A decade or so later, it seemed like Clarice Lispector was having a real moment. New translations of all her works were released, and it felt like suddenly she was a favorite of the social media literati. I had this vague memory of a book I struggled through in the back of my mind, but between her sudden popularity and the remembered admiration of my professor, I thought I must have missed something. Over the years, I considered rereading it, or trying the book of short stories I had by her to see if those were more my speed. I finally got around to it because Near to the Wild Heart was selected for my Women in Translation book club.
But before I get there, let me share a funny (to me, at least) aside about my old copy of Near to the Wild Heart. It was a book we had at home, I remembered, long before I new anything about it. I think because my father worked with the publisher, but alternatively it was maybe because my mother had an interest in Brazil. Or maybe it was both. In any case, the 1991 translation published by New Directions was a book I knew by name. I thought that when I read it in the early 2000s, I must have gotten the copy from my parents house to read. And maybe I did, no one will know at this point. I thought I had held on to it after reading it, but I wasn't positive. I moved several times. Books came and went. In the fall of 2022, I packed up the bulk of my library without documenting it and it went into storage. Also that fall I was clearing out my mom's old house, where she had left a bookshelf of books she didn't want to move to her new home. I found Near to the Wild Heart and I thought it must have been the family copy I had read, so I set it aside to keep when I got rid of most of her other books.

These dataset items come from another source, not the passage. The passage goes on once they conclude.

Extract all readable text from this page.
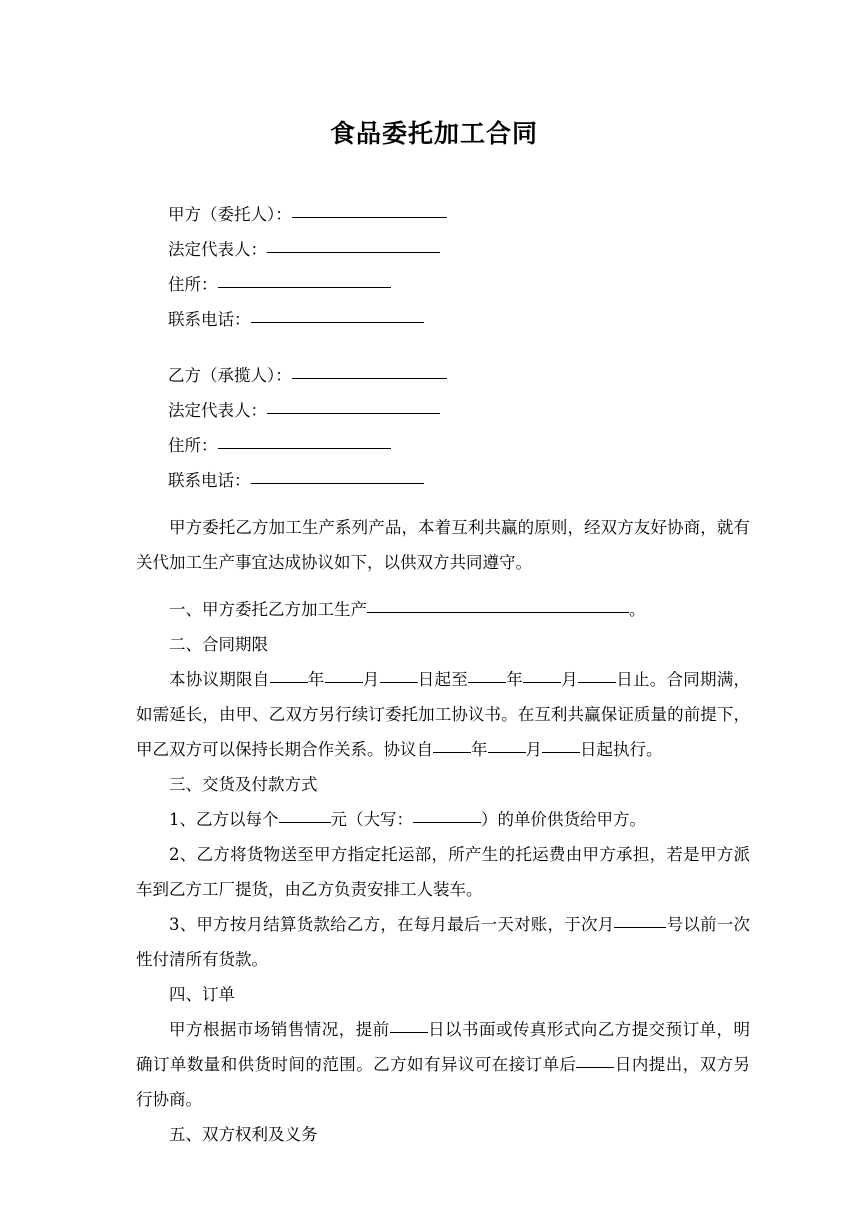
食品委托加工合同
甲方（委托人）：
法定代表人：
住所：
联系电话：
乙方（承揽人）：
法定代表人：
住所：
联系电话：

甲方委托乙方加工生产系列产品，本着互利共赢的原则，经双方友好协商，就有关代加工生产事宜达成协议如下，以供双方共同遵守。

一、甲方委托乙方加工生产	。

二、合同期限

本协议期限自 年 月 日起至 年 月 日止。合同期满，如需延长，由甲、乙双方另行续订委托加工协议书。在互利共赢保证质量的前提下，甲乙双方可以保持长期合作关系。协议自 年 月 日起执行。

三、交货及付款方式

1、乙方以每个	元（大写：	）的单价供货给甲方。

2、乙方将货物送至甲方指定托运部，所产生的托运费由甲方承担，若是甲方派车到乙方工厂提货，由乙方负责安排工人装车。

3、甲方按月结算货款给乙方，在每月最后一天对账，于次月	号以前一次性付清所有货款。

四、订单

甲方根据市场销售情况，提前 日以书面或传真形式向乙方提交预订单，明确订单数量和供货时间的范围。乙方如有异议可在接订单后 日内提出，双方另行协商。

五、双方权利及义务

Of course when I unpacked my own library, I found my copy there – apparently I had gotten my own, or my mom had. In my mom's copy, I found Varig airline boarding passes from one of my mom's trips to Brazil. How like my mom – and how like me – to pick Clarice Lispector to read on the plane to Brazil.
So, in the last week, I returned to Near to the Wild Heart after more than 20 years. I was hopeful that between the new translation and the 20+ years of life I had lived, I would find it more approachable, but I can't say I did. Parts of it became familiar as I read it again. The mood I remembered came back instantly. There were paragraphs here and there that leapt out at me in their beauty, but overall the book left me cold. It's brimming with metaphors that I couldn't parse; where they should have provided a feeling, they left me confused. I felt rather dumb reading the book, and I occasionally had to remind myself that I am capable of reading – and enjoying – challenging books that lack plot. I guess Near to the Wild Heart just isn't for me.